Where it can get interesting, though, is just how dominant Google is in search for a major business segment online: the enterprise. The latest findings from iCrossing have been reported by MediaPost. To be fair, the author of the article I am referring to is an iCrossing employee. In this instance, though, there is less concern for results being “skewed” since there is no real advantage to iCrossing in reporting these findings (other than some market exposure, of course).
So what’s the difference between Google in general and Google with regard to enterprise search? Even more dominance. Sorry all of you bing and Yahoo folks who would like to see something else. The reality is that when people are searching for business information Google is clearly the search engine of choice. I know it is for me personally. I’ll let some pictures tell the story.
With Google having 80% of the enterprise search market it becomes a bit ridiculous to consider that bing is gaining on Yahoo and AOL lost 25% of its enterprise search traffic according to the study. It feels nearly irrelevant but considering the overall size of the market can you afford to ignore the 16% of the enterprise search market that bing and Yahoo currently hold?

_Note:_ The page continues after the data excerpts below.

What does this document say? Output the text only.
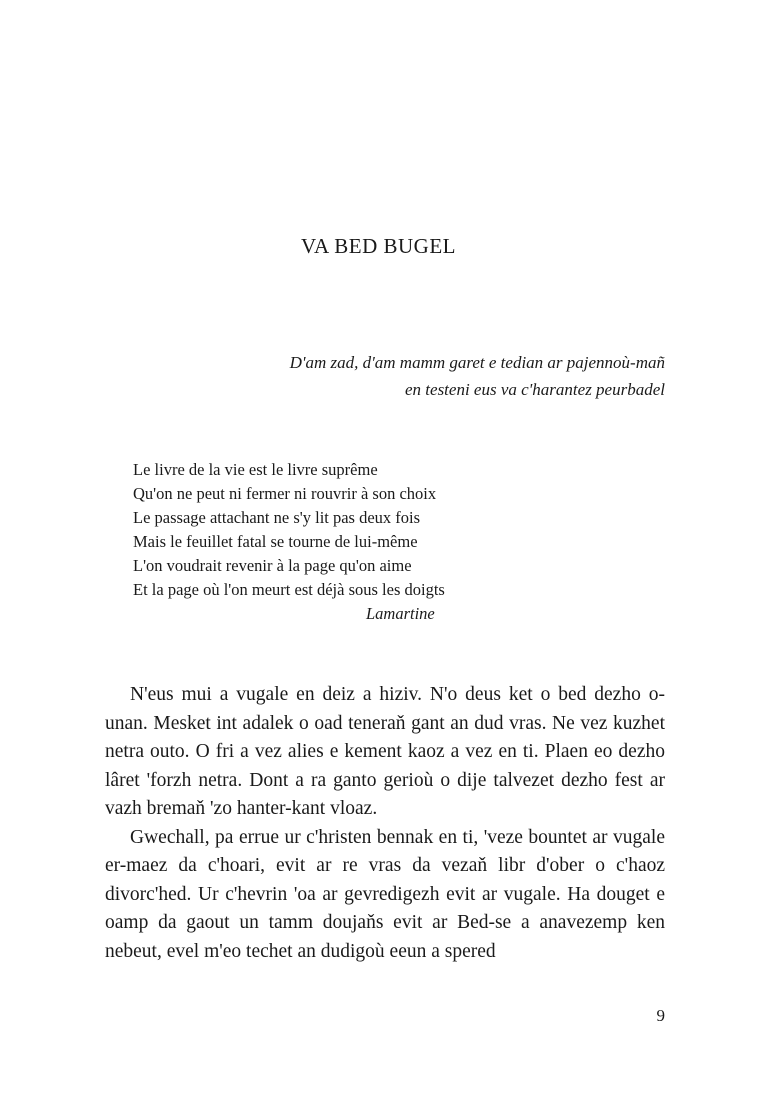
VA BED BUGEL
D'am zad, d'am mamm garet e tedian ar pajennoù-mañ
en testeni eus va c'harantez peurbadel
Le livre de la vie est le livre suprême
Qu'on ne peut ni fermer ni rouvrir à son choix
Le passage attachant ne s'y lit pas deux fois
Mais le feuillet fatal se tourne de lui-même
L'on voudrait revenir à la page qu'on aime
Et la page où l'on meurt est déjà sous les doigts
Lamartine

N'eus mui a vugale en deiz a hiziv. N'o deus ket o bed dezho o-unan. Mesket int adalek o oad teneraň gant an dud vras. Ne vez kuzhet netra outo. O fri a vez alies e kement kaoz a vez en ti. Plaen eo dezho lâret 'forzh netra. Dont a ra ganto gerioù o dije talvezet dezho fest ar vazh bremaň 'zo hanter-kant vloaz.

Gwechall, pa errue ur c'hristen bennak en ti, 'veze bountet ar vugale er-maez da c'hoari, evit ar re vras da vezaň libr d'ober o c'haoz divorc'hed. Ur c'hevrin 'oa ar gevredigezh evit ar vugale. Ha douget e oamp da gaout un tamm doujaňs evit ar Bed-se a anavezemp ken nebeut, evel m'eo techet an dudigoù eeun a spered

9
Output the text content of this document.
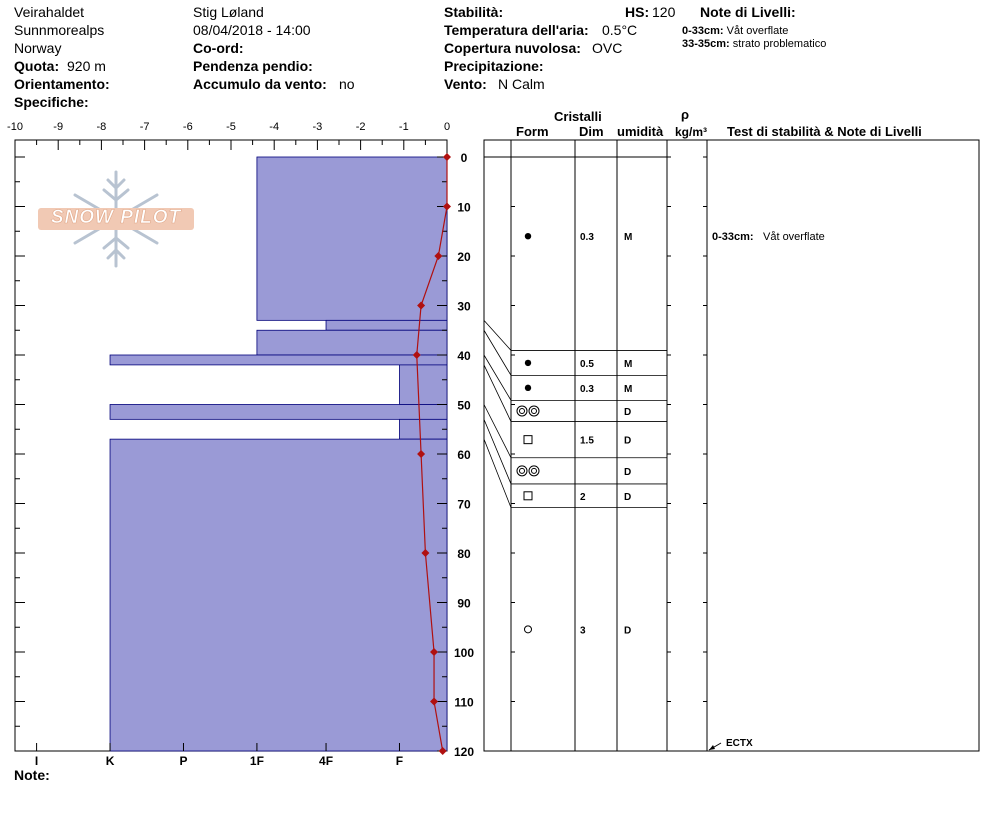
Veirahaldet
Sunnmorealps
Norway
Quota: 920 m
Orientamento:
Specifiche:
Stig Løland
08/04/2018 - 14:00
Co-ord:
Pendenza pendio:
Accumulo da vento: no
Stabilità:	HS: 120
Temperatura dell'aria: 0.5°C
Copertura nuvolosa: OVC
Precipitazione:
Vento: N Calm
Note di Livelli:
0-33cm: Våt overflate
33-35cm: strato problematico
Cristalli
Form Dim umidità
ρ
kg/m³ Test di stabilità & Note di Livelli
SNOW PILOT
Note:
-10	-9	-8	-7	-6	-5	-4	-3	-2	-1	0
I	K	P	1F	4F	F
0
10
20
30
40
50
60
70
80
90
100
110
120
0.3	M
0.5	M
0.3	M
D
1.5	D
D
2	D
3	D
0-33cm: Våt overflate
ECTX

So rather than ponder the “Why is this so?” questions let’s consider another angle. As marketers, whether you are working with enterprise accounts or not, what percentage of your efforts in search are focused on Google? Is it 80%? Is it higher? How do you really view bing and Yahoo as search options and how much money and effort do you direct to these engines?
Lastly, do you really see these numbers ever changing? If so, how and what might be the cause?